The List

DVD - Round-up

DVD ROUND-UP
Share:
DVD - Round-up

‘Spring being a tough act to follow, God created June.’ The great American writer, actor and boxing analyst Al Bernstein wrote that. But then he also said, ‘A fool and his money get a lot of publicity’ so perhaps we shouldn’t pay too much attention to him. As June winds down you should, however, be paying attention to the long overdue DVD release of Scottish filmmaker Richard Jobson’s bizarre, intermittently enjoyable futuristic gang-banger flick The Purifiers (Lionsgate, 3 Stars). Shot in Glasgow, this overly wordy but kinetic and unruly exploitation thriller pitches a bunch of Tae Kwan Do kids against megalomaniac underground gang leader Moses (Kevin McKidd). Using Walter Hill’s The Warriors, a million Hong Kong actioners and Manga as touchstones, Jobson creates a fairly silly but totally unique vision of this land of ours in the years to come. Jobson’s film sets the tone for what is frankly a bonkers selection of releases this fortnight. British Transport Films Collection (Vol 5): Off the Beaten Track (BFI, 4 Stars) is (unbelievably) the fifth compendium of classic British Transport films. And, as mundane as it sounds, you really can’t beat the experience of watching a bunch of blokes in old wagons driving up and down pre-motorway Britain. Despite being collated around the theme of transport there is a strong natural history element to the short films (truckers go fishing, truckers go twitching); two of the shorts were even nominated for Oscars.

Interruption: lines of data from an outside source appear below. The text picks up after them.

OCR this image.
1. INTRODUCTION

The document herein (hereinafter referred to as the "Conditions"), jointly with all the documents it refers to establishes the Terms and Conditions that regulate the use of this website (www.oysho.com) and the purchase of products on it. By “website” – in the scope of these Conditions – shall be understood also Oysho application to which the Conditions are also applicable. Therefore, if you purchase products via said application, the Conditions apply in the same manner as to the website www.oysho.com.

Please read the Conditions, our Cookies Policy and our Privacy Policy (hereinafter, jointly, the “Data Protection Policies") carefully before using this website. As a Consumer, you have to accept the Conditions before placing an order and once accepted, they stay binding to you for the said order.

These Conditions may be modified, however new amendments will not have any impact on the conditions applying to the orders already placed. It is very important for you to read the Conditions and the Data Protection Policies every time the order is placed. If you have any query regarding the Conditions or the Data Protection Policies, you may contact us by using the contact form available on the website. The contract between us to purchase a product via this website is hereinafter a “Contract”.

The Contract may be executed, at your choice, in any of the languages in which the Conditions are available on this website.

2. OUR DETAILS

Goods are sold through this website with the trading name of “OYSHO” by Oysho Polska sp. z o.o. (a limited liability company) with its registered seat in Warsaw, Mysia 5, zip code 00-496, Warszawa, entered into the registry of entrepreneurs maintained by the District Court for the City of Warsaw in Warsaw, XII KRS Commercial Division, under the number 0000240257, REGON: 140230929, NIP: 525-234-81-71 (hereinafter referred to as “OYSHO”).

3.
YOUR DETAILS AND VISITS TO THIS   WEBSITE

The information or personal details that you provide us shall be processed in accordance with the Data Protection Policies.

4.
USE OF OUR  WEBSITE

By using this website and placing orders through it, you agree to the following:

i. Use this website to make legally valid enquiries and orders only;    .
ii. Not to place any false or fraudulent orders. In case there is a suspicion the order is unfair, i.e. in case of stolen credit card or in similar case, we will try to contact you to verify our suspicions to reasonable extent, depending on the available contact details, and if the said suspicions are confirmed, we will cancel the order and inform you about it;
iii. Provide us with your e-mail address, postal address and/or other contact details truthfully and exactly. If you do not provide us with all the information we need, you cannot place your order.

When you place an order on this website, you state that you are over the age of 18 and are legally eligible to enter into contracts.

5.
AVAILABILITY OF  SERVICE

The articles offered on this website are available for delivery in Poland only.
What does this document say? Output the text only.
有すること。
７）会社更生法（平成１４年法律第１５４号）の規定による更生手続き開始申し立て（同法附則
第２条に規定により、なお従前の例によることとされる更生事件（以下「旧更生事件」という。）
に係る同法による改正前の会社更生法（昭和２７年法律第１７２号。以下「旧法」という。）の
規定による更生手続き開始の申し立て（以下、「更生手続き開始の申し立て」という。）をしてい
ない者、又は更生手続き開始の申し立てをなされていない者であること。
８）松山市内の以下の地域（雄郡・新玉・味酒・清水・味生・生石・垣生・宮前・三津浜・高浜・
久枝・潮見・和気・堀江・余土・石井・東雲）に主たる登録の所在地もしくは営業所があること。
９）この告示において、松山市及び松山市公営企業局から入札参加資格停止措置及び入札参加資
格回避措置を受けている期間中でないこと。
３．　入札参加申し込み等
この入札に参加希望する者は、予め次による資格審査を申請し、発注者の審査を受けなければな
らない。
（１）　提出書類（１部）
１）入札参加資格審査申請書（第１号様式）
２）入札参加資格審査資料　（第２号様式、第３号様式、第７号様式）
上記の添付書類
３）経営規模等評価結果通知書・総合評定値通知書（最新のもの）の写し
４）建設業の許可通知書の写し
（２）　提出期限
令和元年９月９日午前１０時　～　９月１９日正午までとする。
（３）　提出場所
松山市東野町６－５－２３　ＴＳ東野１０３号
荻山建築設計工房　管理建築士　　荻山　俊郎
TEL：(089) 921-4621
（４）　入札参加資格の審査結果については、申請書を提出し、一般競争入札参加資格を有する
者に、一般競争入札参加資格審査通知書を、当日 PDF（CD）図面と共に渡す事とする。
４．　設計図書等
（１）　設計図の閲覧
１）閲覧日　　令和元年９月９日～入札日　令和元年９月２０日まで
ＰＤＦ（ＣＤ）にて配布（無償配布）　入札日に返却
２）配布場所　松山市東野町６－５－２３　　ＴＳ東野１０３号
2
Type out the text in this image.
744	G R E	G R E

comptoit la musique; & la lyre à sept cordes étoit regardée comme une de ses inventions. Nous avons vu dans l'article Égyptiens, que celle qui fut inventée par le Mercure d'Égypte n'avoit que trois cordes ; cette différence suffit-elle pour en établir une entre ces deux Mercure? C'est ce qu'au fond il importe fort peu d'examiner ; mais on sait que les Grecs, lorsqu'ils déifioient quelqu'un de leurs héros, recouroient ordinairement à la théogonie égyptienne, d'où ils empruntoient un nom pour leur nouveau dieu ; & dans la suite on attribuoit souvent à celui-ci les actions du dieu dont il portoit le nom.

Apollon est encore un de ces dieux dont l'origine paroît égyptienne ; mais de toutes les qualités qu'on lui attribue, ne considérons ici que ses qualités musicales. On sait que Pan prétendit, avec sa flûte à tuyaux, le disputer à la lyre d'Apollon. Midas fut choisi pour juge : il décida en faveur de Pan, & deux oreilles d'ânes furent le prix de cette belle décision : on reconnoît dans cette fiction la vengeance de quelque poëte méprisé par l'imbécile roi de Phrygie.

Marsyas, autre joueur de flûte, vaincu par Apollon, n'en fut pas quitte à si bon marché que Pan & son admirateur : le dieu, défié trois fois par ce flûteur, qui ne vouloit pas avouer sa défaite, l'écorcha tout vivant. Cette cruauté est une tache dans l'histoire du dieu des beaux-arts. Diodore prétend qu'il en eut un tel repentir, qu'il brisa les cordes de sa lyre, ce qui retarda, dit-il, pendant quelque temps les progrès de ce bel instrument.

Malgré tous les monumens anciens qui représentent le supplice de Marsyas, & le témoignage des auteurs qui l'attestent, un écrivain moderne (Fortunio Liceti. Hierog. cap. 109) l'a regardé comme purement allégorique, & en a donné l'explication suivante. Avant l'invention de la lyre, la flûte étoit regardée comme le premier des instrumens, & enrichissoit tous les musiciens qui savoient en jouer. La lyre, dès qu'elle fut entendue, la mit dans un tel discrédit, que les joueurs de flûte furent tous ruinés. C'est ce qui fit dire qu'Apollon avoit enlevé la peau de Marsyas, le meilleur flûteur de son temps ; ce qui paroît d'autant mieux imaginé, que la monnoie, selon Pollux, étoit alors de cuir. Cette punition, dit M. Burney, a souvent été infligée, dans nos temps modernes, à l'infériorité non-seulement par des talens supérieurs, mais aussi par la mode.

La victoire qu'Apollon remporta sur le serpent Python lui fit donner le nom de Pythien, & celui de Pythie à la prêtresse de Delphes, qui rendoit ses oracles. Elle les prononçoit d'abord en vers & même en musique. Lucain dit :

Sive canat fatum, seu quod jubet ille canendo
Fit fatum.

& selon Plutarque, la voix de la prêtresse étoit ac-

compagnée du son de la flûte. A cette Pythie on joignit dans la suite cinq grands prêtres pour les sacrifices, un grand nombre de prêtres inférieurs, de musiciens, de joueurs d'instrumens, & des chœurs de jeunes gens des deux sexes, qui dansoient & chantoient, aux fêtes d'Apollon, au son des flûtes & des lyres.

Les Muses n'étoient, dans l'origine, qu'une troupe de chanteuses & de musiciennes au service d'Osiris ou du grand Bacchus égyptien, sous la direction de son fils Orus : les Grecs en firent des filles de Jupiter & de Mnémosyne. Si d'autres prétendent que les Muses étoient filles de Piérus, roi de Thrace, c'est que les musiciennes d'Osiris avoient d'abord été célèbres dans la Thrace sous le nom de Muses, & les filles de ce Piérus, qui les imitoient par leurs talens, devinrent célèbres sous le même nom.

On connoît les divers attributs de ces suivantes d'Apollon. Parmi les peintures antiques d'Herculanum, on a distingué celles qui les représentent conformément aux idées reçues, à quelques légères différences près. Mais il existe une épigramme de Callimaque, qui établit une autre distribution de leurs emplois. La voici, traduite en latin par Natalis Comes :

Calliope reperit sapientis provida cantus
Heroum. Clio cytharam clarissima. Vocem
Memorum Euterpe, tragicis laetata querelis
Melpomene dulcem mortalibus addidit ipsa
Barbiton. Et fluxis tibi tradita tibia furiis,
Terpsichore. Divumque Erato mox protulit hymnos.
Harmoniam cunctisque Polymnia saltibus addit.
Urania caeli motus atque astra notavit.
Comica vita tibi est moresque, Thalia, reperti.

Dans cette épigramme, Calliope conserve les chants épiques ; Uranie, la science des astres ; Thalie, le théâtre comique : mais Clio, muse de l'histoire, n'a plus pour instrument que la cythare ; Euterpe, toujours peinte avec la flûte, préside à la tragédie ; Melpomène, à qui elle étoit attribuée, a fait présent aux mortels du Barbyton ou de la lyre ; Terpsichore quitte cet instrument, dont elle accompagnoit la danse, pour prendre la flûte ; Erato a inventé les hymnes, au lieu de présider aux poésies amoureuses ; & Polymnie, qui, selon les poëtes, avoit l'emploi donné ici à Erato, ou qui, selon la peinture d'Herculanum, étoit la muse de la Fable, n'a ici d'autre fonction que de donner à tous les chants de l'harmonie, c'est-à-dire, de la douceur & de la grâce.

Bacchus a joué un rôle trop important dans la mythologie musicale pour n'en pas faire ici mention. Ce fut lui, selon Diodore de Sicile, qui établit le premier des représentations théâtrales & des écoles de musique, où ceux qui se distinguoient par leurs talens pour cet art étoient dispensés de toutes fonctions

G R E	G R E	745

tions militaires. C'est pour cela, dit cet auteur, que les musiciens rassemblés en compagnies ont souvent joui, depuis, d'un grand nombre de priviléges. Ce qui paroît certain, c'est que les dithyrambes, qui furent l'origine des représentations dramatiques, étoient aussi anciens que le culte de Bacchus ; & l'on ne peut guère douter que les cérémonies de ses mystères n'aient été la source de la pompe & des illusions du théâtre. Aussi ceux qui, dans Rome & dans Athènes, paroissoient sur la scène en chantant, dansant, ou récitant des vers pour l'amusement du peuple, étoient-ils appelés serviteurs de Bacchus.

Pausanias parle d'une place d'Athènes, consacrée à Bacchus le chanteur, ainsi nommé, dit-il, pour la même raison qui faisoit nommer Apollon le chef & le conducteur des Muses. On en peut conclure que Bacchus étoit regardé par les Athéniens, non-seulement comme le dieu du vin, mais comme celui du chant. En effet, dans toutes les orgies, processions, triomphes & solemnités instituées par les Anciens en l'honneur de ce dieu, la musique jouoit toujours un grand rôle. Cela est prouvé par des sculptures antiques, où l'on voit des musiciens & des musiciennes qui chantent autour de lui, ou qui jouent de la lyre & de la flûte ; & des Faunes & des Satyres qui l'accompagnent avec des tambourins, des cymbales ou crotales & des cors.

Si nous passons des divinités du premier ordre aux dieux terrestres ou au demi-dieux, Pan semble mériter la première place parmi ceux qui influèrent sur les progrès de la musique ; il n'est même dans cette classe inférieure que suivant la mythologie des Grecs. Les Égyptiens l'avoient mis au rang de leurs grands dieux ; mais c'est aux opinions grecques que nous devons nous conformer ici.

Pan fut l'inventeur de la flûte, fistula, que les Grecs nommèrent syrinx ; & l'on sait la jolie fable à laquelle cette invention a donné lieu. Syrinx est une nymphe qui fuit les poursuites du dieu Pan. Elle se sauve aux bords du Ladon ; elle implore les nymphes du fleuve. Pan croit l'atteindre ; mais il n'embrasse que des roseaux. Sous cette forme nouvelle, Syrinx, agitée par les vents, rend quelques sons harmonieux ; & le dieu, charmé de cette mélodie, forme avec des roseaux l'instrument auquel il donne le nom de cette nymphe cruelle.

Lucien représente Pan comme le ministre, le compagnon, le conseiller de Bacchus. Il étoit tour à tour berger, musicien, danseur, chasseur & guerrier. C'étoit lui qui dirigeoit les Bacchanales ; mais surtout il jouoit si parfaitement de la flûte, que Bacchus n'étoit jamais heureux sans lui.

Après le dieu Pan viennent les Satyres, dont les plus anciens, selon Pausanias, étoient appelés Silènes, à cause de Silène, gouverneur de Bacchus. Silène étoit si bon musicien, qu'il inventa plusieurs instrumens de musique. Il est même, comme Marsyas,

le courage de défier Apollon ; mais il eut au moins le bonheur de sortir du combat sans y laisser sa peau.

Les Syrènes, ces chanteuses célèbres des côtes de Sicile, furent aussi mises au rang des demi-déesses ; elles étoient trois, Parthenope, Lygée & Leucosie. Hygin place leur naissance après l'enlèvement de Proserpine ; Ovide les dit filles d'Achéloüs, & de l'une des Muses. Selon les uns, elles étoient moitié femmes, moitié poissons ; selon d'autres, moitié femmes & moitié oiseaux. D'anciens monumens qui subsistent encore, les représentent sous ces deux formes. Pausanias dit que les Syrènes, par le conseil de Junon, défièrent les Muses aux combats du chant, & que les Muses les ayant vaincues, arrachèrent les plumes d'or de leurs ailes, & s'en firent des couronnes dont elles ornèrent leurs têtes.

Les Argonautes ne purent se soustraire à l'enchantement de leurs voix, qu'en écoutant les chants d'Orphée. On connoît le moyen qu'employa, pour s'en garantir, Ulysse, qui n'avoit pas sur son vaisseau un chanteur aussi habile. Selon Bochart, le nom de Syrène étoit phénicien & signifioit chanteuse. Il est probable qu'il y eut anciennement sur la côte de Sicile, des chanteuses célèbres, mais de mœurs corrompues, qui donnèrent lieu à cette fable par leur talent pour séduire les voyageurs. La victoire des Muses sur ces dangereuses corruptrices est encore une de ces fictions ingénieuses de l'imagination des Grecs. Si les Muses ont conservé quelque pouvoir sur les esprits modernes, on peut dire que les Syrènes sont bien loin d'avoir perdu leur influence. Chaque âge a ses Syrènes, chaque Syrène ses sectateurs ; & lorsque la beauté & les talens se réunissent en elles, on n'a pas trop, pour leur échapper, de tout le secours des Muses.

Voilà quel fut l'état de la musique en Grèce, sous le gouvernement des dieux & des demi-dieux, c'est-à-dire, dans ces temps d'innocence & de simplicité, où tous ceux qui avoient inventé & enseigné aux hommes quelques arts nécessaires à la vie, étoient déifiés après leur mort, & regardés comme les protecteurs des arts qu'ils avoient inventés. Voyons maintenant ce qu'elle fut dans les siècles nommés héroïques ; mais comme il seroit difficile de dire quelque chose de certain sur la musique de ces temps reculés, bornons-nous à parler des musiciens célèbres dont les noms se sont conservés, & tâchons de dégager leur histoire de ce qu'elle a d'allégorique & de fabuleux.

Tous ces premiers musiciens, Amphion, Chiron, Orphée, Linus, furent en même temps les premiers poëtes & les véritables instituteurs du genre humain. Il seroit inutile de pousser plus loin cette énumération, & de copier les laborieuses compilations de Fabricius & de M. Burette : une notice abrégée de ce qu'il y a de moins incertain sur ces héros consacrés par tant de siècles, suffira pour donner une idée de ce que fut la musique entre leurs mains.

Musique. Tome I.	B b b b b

Ken Loach’s 1971 tribal dissection, Family Life (Optimum, 4 Stars), finally debuts on DVD this month. This painful, austere fictional documentary about a young lady who suffers at the hands of her authoritarian parents is worth checking out if you have the stomach for it. Michael Tucker and Petra Epperlein’s 2004 documentary Gunner Palace (Elephant Video, 3 Stars) is about the activities of the US 2/3 Field Artillery during the early part of the Iraq War. Though dated by the rivers of blood that have since washed through many of the film’s locations this is an interesting wartime sketch by serious embedded film journalists. Box sets are pretty low on the ground this fortnight. One is pointless - the Nick Nolte Collection (Prism Leisure, 2 Stars). It features only Farewell to the King and Affliction neither of which are particularly representative of this brilliant actor’s work. The Oshima Box Set (Nouveaux Pictures, 5 Stars), containing the great Japanese filmmaker’s two best known films - The Realm of the Senses and Empire of Passion (pictured) - is far more interesting. Both films have been restored to their original erotic glory. This is sensual, heady world cinema at it’s best.